In March, combined spot and derivatives trading volumes on centralized exchanges fell 6.53% to $5.26T, marking the lowest level of activity since October 2024. Spot volumes fell 15.7% to $1.27T, recording the lowest monthly figures since September 2024. Derivatives volumes declined 3.20% to $3.99T, but still accounted for a larger share of centralized exchange activity, rising to 76.5%, their highest dominance since September 2023.
The slowdown in trading activity coincided with escalating geopolitical tensions in the Middle East, as financial markets shifted focus toward commodities over digital assets. Notably, gold (XAU) ranked as the fifth-largest asset by futures volume in March with $55.6B traded, highlighting growing demand for commodity exposure on crypto exchanges amid escalating geopolitical tensions. BTC, ETH, SOL, XRP and XAU were the five most-traded derivatives assets in March.
In spot markets, BTC and ETH led centralized exchanges with $522B and $258B in volume respectively.

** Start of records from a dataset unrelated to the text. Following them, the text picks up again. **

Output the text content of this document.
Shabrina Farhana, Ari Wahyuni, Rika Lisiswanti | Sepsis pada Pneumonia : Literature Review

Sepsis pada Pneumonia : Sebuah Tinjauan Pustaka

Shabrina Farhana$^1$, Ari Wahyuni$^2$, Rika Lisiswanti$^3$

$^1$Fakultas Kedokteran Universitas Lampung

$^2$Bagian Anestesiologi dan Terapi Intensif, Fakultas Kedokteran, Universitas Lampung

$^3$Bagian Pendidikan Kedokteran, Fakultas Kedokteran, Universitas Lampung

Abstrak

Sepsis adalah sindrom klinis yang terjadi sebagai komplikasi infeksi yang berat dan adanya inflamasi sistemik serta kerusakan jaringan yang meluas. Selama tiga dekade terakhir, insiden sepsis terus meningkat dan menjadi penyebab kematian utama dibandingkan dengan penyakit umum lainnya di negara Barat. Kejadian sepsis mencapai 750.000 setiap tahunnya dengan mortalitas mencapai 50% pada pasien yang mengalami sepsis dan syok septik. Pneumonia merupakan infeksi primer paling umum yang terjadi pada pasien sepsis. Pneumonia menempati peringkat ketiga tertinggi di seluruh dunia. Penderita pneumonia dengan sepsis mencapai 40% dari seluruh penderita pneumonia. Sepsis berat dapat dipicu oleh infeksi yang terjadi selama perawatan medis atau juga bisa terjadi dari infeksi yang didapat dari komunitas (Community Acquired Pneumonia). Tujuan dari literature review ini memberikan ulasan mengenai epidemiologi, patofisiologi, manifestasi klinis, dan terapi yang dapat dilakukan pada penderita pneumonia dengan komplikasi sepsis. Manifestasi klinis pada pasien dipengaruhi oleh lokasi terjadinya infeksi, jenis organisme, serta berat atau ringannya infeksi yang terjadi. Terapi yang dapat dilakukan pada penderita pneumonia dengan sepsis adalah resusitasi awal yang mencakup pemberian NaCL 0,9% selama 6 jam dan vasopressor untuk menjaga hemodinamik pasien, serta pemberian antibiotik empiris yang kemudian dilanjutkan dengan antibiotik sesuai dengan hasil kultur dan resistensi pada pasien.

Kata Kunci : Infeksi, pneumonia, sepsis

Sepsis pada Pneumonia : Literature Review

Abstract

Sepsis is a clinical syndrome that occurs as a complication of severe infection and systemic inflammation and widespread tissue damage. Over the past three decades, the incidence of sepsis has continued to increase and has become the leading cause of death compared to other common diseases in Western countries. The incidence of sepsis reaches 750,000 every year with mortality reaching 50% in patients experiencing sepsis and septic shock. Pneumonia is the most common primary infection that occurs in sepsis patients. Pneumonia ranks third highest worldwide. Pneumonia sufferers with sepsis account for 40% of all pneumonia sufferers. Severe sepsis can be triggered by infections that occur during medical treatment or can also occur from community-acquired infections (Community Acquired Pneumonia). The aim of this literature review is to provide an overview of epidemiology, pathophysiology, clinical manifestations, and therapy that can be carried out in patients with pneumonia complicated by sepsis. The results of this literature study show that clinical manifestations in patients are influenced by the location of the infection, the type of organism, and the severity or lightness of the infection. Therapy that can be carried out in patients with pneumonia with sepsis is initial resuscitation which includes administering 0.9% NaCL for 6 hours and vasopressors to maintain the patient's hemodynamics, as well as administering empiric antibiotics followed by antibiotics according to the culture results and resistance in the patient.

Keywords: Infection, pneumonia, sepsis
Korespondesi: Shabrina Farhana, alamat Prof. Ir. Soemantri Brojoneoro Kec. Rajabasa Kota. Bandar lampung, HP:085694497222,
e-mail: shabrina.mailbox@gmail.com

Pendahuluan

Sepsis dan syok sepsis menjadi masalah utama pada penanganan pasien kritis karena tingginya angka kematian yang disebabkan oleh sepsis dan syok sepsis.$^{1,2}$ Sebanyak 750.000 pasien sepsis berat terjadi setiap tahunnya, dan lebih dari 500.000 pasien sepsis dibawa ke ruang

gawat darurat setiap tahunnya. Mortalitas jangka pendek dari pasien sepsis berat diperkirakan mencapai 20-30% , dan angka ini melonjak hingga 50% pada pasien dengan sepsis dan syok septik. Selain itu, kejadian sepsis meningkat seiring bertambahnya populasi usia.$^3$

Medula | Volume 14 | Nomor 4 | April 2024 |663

SOL narrowly edged out XRP for third, $51.8B to $51.5B, while DOGE rounded out the top five at $15.8B.
Gate overtook Bybit to become the third-largest centralized derivatives venue for the first time, with its market share rising to 12.0% despite a 4.60% decline in trading volume. Binance and OKX retained the top two spots, accounting for 35.4% and 17.9% of total centralized derivatives volume respectively.
Binance and Bybit maintained the top two positions in terms of open interest - at 23.1% and 10.7% respectively, while institutional exchanges accounted for 14.2% of the total. Gate ranked third among retail CEXs by open interest, reaching $8.68B and representing 9.76% of the market.
DEX spot volumes fell 23.9% to $212B in March, the lowest monthly figure since October 2024, with DEX market share against CEXs dropping to 14.3%. On the derivatives side, DEX volumes declined 7.07% to $700B, the lowest since July 2025, extending a losing streak to four consecutive months of market share erosion, with on-chain perpetuals' share falling to 14.9%, its lowest since September 2025.